WIA bought the city's first hearse so that the dead could "go to the grave site with dignity." The group also bought a sprinkler to fight the dust on dirt roads and installed drinking fountains for animals. WIA obtained the title to land in 1896 that they would later make into a park. In 1898 WIA created Union Park, which was later known as Pioneer Women's Park. WIA maintained the park and provided for various improvements, such as fences and shade trees. The park was also known as City Park and was later donated to the City of Las Cruces in 1924.

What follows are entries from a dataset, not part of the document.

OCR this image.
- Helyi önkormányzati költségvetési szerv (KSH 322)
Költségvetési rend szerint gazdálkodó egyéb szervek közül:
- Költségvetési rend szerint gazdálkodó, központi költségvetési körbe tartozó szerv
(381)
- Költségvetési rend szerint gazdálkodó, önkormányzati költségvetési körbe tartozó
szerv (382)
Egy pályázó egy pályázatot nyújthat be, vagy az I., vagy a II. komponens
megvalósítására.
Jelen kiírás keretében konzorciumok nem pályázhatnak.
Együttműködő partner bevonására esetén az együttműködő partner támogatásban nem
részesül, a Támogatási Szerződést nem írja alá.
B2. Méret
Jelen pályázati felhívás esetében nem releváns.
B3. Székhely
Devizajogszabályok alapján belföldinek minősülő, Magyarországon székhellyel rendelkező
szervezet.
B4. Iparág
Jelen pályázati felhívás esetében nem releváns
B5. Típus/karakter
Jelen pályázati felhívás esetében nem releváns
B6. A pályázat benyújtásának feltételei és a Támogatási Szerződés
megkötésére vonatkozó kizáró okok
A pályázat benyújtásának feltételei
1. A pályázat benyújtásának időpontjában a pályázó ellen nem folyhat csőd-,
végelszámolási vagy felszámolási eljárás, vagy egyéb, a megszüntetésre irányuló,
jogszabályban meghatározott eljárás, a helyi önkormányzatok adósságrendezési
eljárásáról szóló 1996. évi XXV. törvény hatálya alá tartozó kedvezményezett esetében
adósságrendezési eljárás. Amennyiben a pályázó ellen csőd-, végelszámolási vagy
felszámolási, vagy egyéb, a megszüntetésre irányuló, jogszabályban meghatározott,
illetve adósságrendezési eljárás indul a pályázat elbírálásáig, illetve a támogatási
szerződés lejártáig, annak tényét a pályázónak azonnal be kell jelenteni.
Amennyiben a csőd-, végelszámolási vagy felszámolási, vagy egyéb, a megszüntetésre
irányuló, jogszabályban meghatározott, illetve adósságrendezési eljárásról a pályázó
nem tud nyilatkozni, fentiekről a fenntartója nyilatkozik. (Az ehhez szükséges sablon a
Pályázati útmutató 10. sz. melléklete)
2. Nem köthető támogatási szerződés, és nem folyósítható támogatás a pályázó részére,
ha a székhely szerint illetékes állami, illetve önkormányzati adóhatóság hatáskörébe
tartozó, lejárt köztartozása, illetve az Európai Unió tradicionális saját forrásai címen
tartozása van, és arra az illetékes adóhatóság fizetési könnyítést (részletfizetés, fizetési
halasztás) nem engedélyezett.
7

WIA was involved in establishing the first Las Cruces library and the city's first swimming pool. The first library, started in 1924, was the forerunner to the Thomas Branigan Memorial Library. It was located in WIA's clubhouse in the east section of Pioneer Woman's Park and was a subscription library. The WIA library closed in 1935 and the collection was donated to Branigan Library. WIA was involved in aiding the work of various health institutions in Las Cruces. Members of WIA also taught and worked to learn Spanish and taught citizenship classes.

The group changed their name to the W.I.A. Las Cruces Woman's Club in 1938. The group decided to dissolve WIA through a decision made by officers and members in 1998. WIA was disestablished in July 2000.